Sub-Category: Synoptophore, stereoscope
Year Of Publication/Manufacture: c 1930
Time Period: 1900 to 1939
Description Of Item: Synoptophore, 490 W x 300 D x 370 H, an instrument used for measuring and treating strabismus and other dysfunctions of binocular vision. Cast metal base, black crackle finish, with braided cloth covered electrical lead and three pin Bakelite plug, two rotating rheostats with scale for adjusting the voltage to the lamps and two push button switches are on the upper surface of the base. Two optical tubes each with a mirror and eyepiece are mounted on the base, each with a lamp housing lit by an electric lamp diffused by frosted glass, into which can be inserted glass slides to provide visual stimuli for visual training. The optical tubes can be rotated and the degree of rotation of each can be measured by white curved plastic scales. The separation of the optical tubes can be varied by a screw mechanism and measured with a scale to allow for differences in the separation of the two eyes. The lamp housings can be rotated around the axis of the optical tubes and the slides can be displaced vertically with a screw mechanism to allow for patients with cyclo- and vertical eye imbalances. There is a mechanism to yoke the rotations of the two optical tubes. There is also a mechanism to manually drive moving stimuli. The scale marker for separation of the tubes is marked with the patent number PAT No 38874-50. There are no maker's plate (lost?) or markings to identify the maker or model.

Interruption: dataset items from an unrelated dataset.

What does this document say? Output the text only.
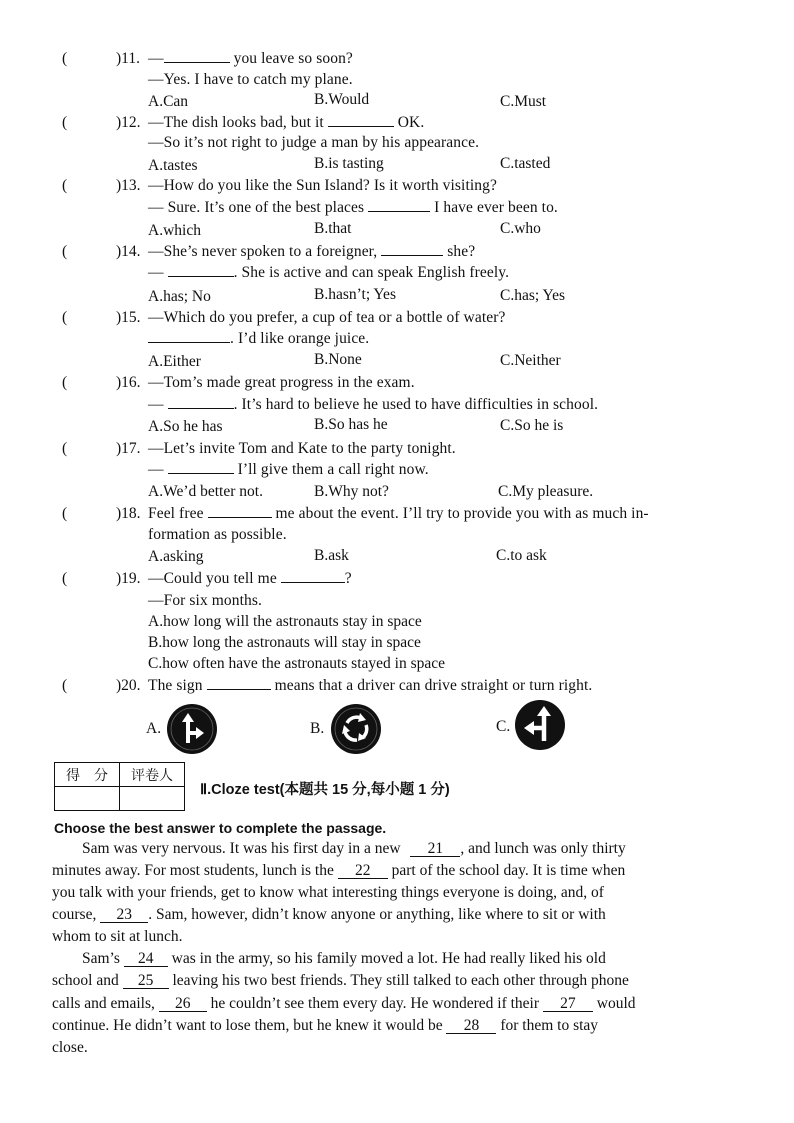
(	)11. —	you leave so soon?
—Yes. I have to catch my plane.
A.Can	B.Would	C.Must
(	)12. —The dish looks bad, but it	OK.
—So it’s not right to judge a man by his appearance.
A.tastes	B.is tasting	C.tasted
(	)13. —How do you like the Sun Island? Is it worth visiting?
— Sure. It’s one of the best places	I have ever been to.
A.which	B.that	C.who
(	)14. —She’s never spoken to a foreigner,	she?
—	. She is active and can speak English freely.
A.has; No	B.hasn’t; Yes	C.has; Yes
(	)15. —Which do you prefer, a cup of tea or a bottle of water?
. I’d like orange juice.
A.Either	B.None	C.Neither
(	)16. —Tom’s made great progress in the exam.
—	. It’s hard to believe he used to have difficulties in school.
A.So he has	B.So has he	C.So he is
(	)17. —Let’s invite Tom and Kate to the party tonight.
—	I’ll give them a call right now.
A.We’d better not.	B.Why not?	C.My pleasure.
(	)18. Feel free	me about the event. I’ll try to provide you with as much in-
formation as possible.
A.asking	B.ask	C.to ask
(	)19. —Could you tell me	?
—For six months.
A.how long will the astronauts stay in space
B.how long the astronauts will stay in space
C.how often have the astronauts stayed in space
(	)20. The sign	means that a driver can drive straight or turn right.
A.	B.	C.
得　分	评卷人

Ⅱ.Cloze test(本题共 15 分,每小题 1 分)
Choose the best answer to complete the passage.
Sam was very nervous. It was his first day in a new 21 , and lunch was only thirty
minutes away. For most students, lunch is the 22 part of the school day. It is time when
you talk with your friends, get to know what interesting things everyone is doing, and, of
course, 23 . Sam, however, didn’t know anyone or anything, like where to sit or with
whom to sit at lunch.
Sam’s 24 was in the army, so his family moved a lot. He had really liked his old
school and 25 leaving his two best friends. They still talked to each other through phone
calls and emails, 26 he couldn’t see them every day. He wondered if their 27 would
continue. He didn’t want to lose them, but he knew it would be 28 for them to stay
close.
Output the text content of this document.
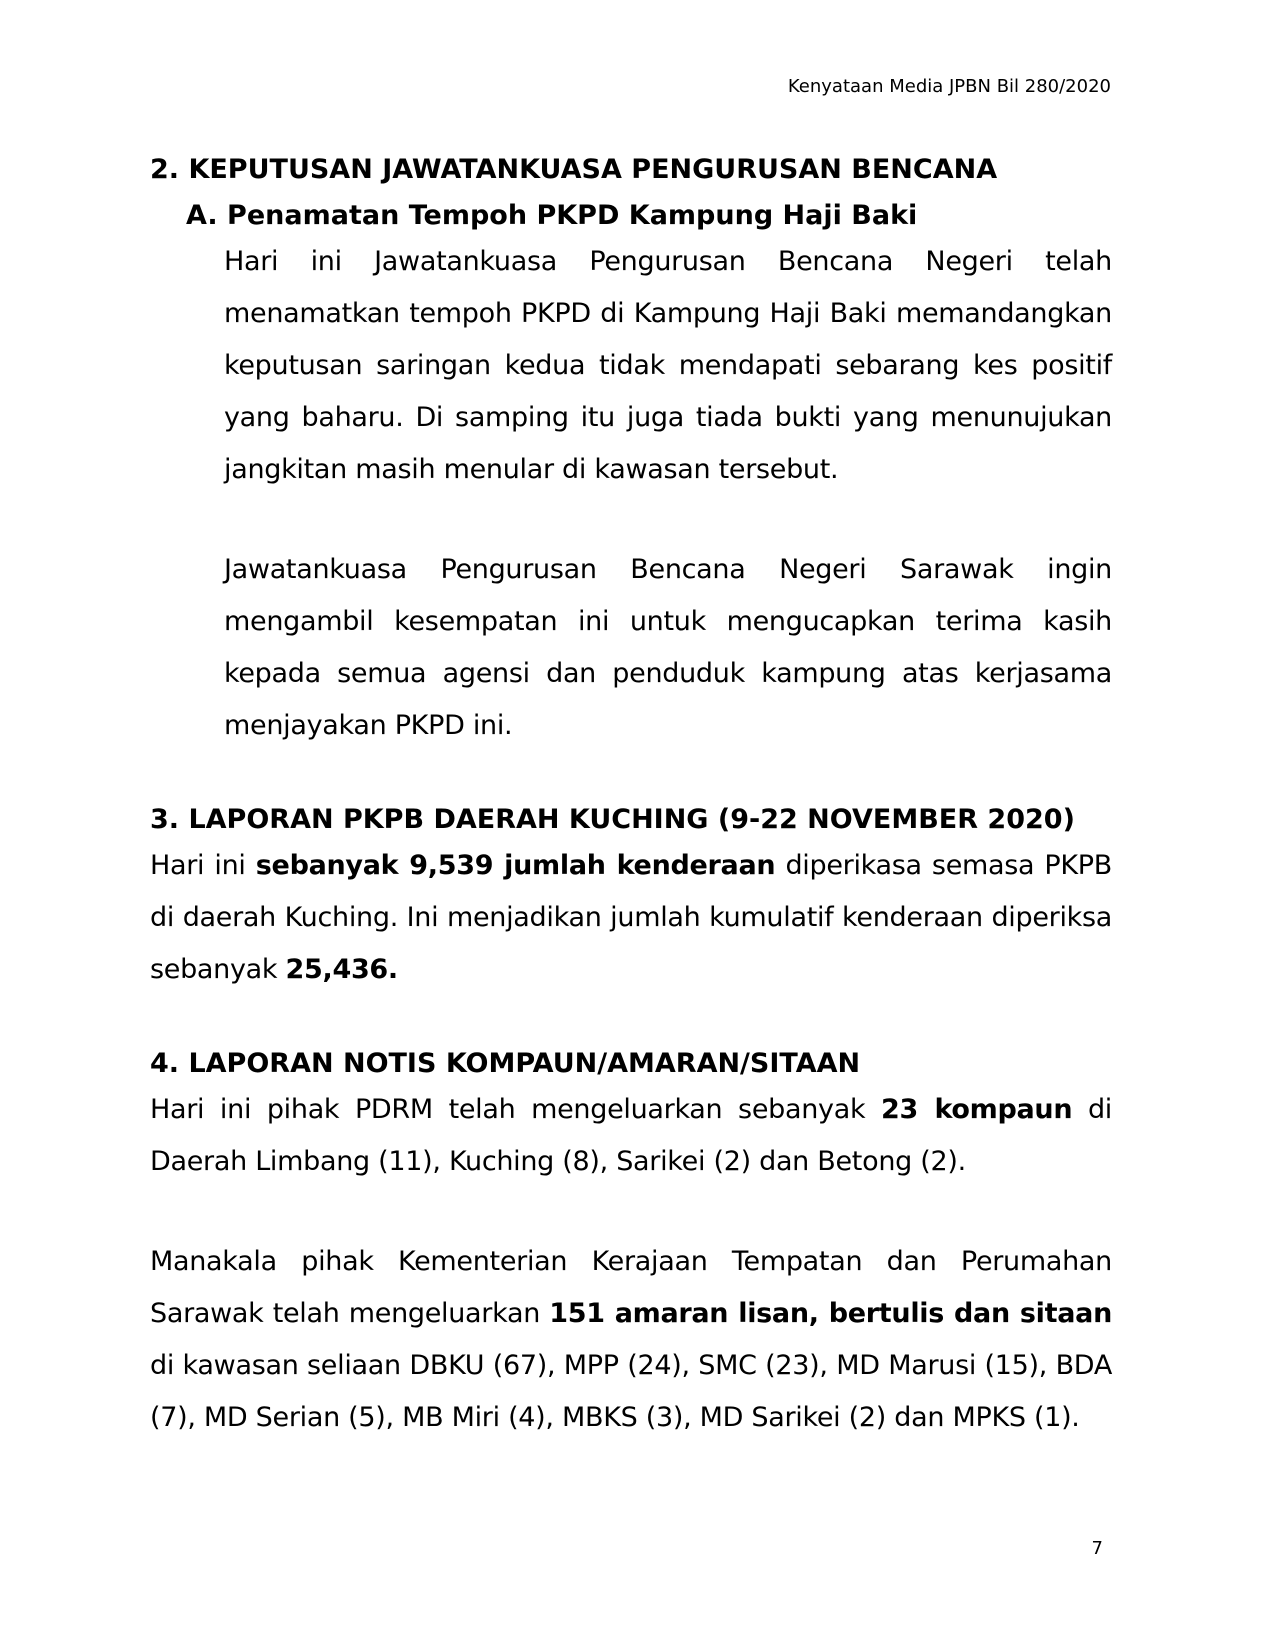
Kenyataan Media JPBN Bil 280/2020
2. KEPUTUSAN JAWATANKUASA PENGURUSAN BENCANA
A. Penamatan Tempoh PKPD Kampung Haji Baki

Hari ini Jawatankuasa Pengurusan Bencana Negeri telah menamatkan tempoh PKPD di Kampung Haji Baki memandangkan keputusan saringan kedua tidak mendapati sebarang kes positif yang baharu. Di samping itu juga tiada bukti yang menunujukan jangkitan masih menular di kawasan tersebut.

Jawatankuasa Pengurusan Bencana Negeri Sarawak ingin mengambil kesempatan ini untuk mengucapkan terima kasih kepada semua agensi dan penduduk kampung atas kerjasama menjayakan PKPD ini.

3. LAPORAN PKPB DAERAH KUCHING (9-22 NOVEMBER 2020)

Hari ini sebanyak 9,539 jumlah kenderaan diperikasa semasa PKPB di daerah Kuching. Ini menjadikan jumlah kumulatif kenderaan diperiksa sebanyak 25,436.

4. LAPORAN NOTIS KOMPAUN/AMARAN/SITAAN

Hari ini pihak PDRM telah mengeluarkan sebanyak 23 kompaun di Daerah Limbang (11), Kuching (8), Sarikei (2) dan Betong (2).

Manakala pihak Kementerian Kerajaan Tempatan dan Perumahan Sarawak telah mengeluarkan 151 amaran lisan, bertulis dan sitaan di kawasan seliaan DBKU (67), MPP (24), SMC (23), MD Marusi (15), BDA (7), MD Serian (5), MB Miri (4), MBKS (3), MD Sarikei (2) dan MPKS (1).

7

Historical Significance: The fundamentals of modern methods of measuring and treating disorders of two eye co-ordination were laid down in the closing decades of the 19th century. Treatment involved eye exercises, which were time consuming. The discipline of orthoptics emerged in the early years of the 20th century to relieve oculists of the time consuming (and tedium) of orthoptic assessment and treatment. Instruments were developed to facilitate measurement and the eye exercises, the among the first of which was the Amblyoscope (Cat No 1130 and 1796) and the kinetic stereoscope (Cat No1554 and 1555). The synoptophore was a highly elaborated instrument, designed to do everything. This is an early example of the synotophore. It is similar to Howard synoptophore (Elliott Optical Company) and the Walter Green synoptophore (UK) held in the British Optical Association Museum. This instrument is probably the Walter Green synoptophore made by the Clement Clark Company.